Path Mapping Reference, bare metal structure → Docker structure:
| Bare Metal Path | Docker Path | Purpose |
|---|---|---|
gitea-repositories/ | /data/git/repositories/ | Git repositories |
avatars/ | /data/gitea/avatars/ | User avatars |
jwt/ | /data/gitea/jwt/ | JWT secrets |
lfs/ | /data/gitea/lfs/ | Large file storage |
sessions/ | /data/gitea/sessions/ | Session data |
indexers/ | /data/gitea/indexers/ | Search indices |
# Copy backup data
mkdir -p forgejo/data
cp -r _forgejo_backup/var/lib/gitea/data/* forgejo/data/
# Fix permissions for git user (UID 1000)

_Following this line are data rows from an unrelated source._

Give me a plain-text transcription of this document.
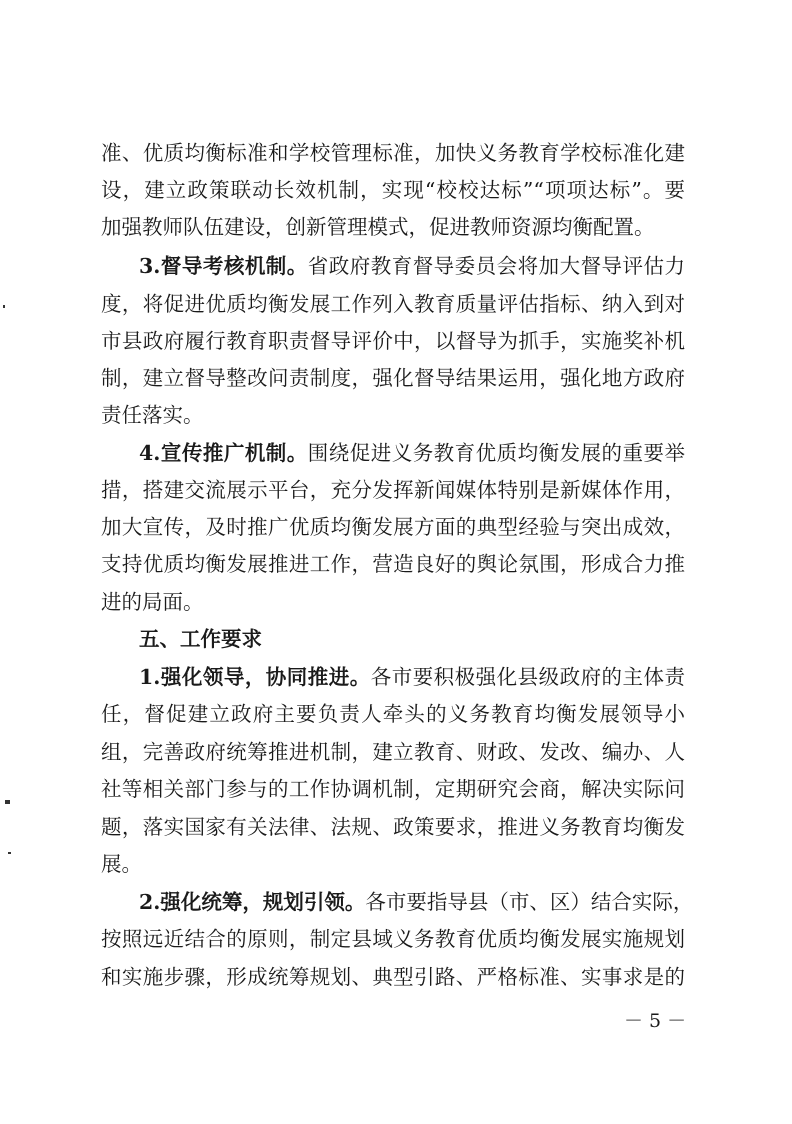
准、优质均衡标准和学校管理标准，加快义务教育学校标准化建
设，建立政策联动长效机制，实现“校校达标”“项项达标”。要
加强教师队伍建设，创新管理模式，促进教师资源均衡配置。
3.督导考核机制。省政府教育督导委员会将加大督导评估力
度，将促进优质均衡发展工作列入教育质量评估指标、纳入到对
市县政府履行教育职责督导评价中，以督导为抓手，实施奖补机
制，建立督导整改问责制度，强化督导结果运用，强化地方政府
责任落实。
4.宣传推广机制。围绕促进义务教育优质均衡发展的重要举
措，搭建交流展示平台，充分发挥新闻媒体特别是新媒体作用，
加大宣传，及时推广优质均衡发展方面的典型经验与突出成效，
支持优质均衡发展推进工作，营造良好的舆论氛围，形成合力推
进的局面。
五、工作要求
1.强化领导，协同推进。各市要积极强化县级政府的主体责
任，督促建立政府主要负责人牵头的义务教育均衡发展领导小
组，完善政府统筹推进机制，建立教育、财政、发改、编办、人
社等相关部门参与的工作协调机制，定期研究会商，解决实际问
题，落实国家有关法律、法规、政策要求，推进义务教育均衡发
展。
2.强化统筹，规划引领。各市要指导县（市、区）结合实际，
按照远近结合的原则，制定县域义务教育优质均衡发展实施规划
和实施步骤，形成统筹规划、典型引路、严格标准、实事求是的
－ 5 －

sudo chown -R 1000:1000 forgejo/data/
# Create correct directory structure and move files
docker-compose run --rm server bash -c '
mkdir -p /data/git/repositories /data/gitea/avatars
if [ -d /data/gitea-repositories ]; then
cp -r /data/gitea-repositories/* /data/git/repositories/
fi
if [ -d /data/avatars ]; then
cp -r /data/avatars/* /data/gitea/avatars/
fi
'
Step 3: Start Forgejo
# Start the container
docker-compose up -d
# Monitor startup (healthy within 30 seconds)
docker-compose logs -f
docker-compose ps
Step 4: Verify Everything Works
# Check API response
curl -s http://localhost:3000/api/v1/repos/youruser/yourrepo | python3 -m json.tool
# Verify database
docker-compose exec -T db bash -c \
'mysql -u root -p$MYSQL_ROOT_PASSWORD forgejo -e "SELECT COUNT(*) FROM repository; SELECT COUNT(*) FROM user;"'
# Test SSH clone (uses host SSH on port 22)
git clone ssh://git@example.com/youruser/yourrepo.git
Results
My migration resulted in:
- All repositories migrated and accessible
- All user accounts preserved
- SSH push/pull working
- Web interface fully functional
- Containerized, portable setup
- MySQL backend with health checks
Afterwords
With the local setup working, deployment to production involved:
- Copying the docker-compose setup including the persistent data mounts to production server
- Configuring reverse proxy (Caddy/Nginx) for HTTPS
- Setting up SSL certificates
The Docker setup is now portable and version-controlled.